Baru saja aku mendudukkan tubuhku di kursi meja makan, suara Mas Sadam sudah membuat harga diriku jatuh untuk yang kesekian kali, entah
sampai berapa lama aku mampu bertahan dengan pernikahan yang tidak sehat ini, tapi semoga saja Tuhan menguatkan hatiku karena adik yang begitu aku sayangi
membutuhkan biaya pengobatan yang tidak sedikit.
Ya, itulah yang selama ini Sifana jadikan penyemangat hidupnya, adik yang sangat ia sayangi adalah motifasi terbesar dalam hidupnya
karena penyiksaan di dalam rumah ini tidak seberapa berat dari pada dirinya
harus kehilangan adik yang sangat ia sayangi.

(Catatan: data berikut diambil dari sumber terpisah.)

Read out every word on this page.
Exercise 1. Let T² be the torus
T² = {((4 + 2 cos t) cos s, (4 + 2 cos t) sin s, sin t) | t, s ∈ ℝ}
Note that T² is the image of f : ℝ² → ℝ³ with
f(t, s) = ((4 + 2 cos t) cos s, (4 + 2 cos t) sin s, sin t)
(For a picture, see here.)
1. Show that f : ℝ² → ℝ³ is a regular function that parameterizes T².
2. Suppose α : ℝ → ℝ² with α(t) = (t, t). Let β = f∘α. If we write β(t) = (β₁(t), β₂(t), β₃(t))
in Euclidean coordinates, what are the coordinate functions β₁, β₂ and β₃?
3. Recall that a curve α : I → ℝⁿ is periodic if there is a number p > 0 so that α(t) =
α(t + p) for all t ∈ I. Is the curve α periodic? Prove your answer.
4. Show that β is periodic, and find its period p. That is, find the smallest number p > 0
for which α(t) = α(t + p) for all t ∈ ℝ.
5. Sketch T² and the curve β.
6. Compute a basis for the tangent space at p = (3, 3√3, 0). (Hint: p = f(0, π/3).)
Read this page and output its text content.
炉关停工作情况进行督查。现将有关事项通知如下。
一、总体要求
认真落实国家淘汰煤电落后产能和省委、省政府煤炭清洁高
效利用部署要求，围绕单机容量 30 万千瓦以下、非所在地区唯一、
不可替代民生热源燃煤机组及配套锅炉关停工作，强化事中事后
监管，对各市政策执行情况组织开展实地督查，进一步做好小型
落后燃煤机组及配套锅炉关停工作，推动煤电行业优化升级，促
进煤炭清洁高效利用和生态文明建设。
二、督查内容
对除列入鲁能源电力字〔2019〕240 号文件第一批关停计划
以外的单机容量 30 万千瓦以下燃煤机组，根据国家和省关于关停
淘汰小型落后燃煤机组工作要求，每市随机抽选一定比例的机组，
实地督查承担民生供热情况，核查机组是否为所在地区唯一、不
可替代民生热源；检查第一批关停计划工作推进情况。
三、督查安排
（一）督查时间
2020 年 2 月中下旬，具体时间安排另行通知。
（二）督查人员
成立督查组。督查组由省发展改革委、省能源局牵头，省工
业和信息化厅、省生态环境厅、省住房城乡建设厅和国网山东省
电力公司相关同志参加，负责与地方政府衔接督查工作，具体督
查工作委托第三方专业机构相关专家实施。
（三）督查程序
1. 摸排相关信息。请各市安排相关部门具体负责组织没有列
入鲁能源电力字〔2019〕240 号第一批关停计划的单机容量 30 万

“Ma, Pa. Kenapa kita buru-buru pergi, Mbak Sifana baru saja duduk,” ucap anak kecil itu dengan wajah polosnya. Liora menatapku dengan sendu,
aku tahu dengan sangat jelas jika anak kecil itu ingin sekali bermain di dalam pangkuanku seperti beberapa hari yang lalu paling tepatnya sebelum kejadian skandal itu.
“Sudah diam! Jangan sebut namanya lagi,” bentak Tasya pada sang putri yang kini tangannya sedang ia gandeng.
“Sayang, kamu jangan kasar begitu, Liora tidak tahu apa-apa,” ucap Sadam sembari mengendong putrinya.
Tasya melangkah meninggalkan meja makan begitu saja tanpa menjawab kata-kata suaminya, sedangkan Sadam kini melirik kearah Sifana dengan tatapan merendahkan dan juga membenci mungkin saja jika tidak ada hukum di dunia ini lelaki itu sudah melenyapkan Sifana dari muka bumi ini.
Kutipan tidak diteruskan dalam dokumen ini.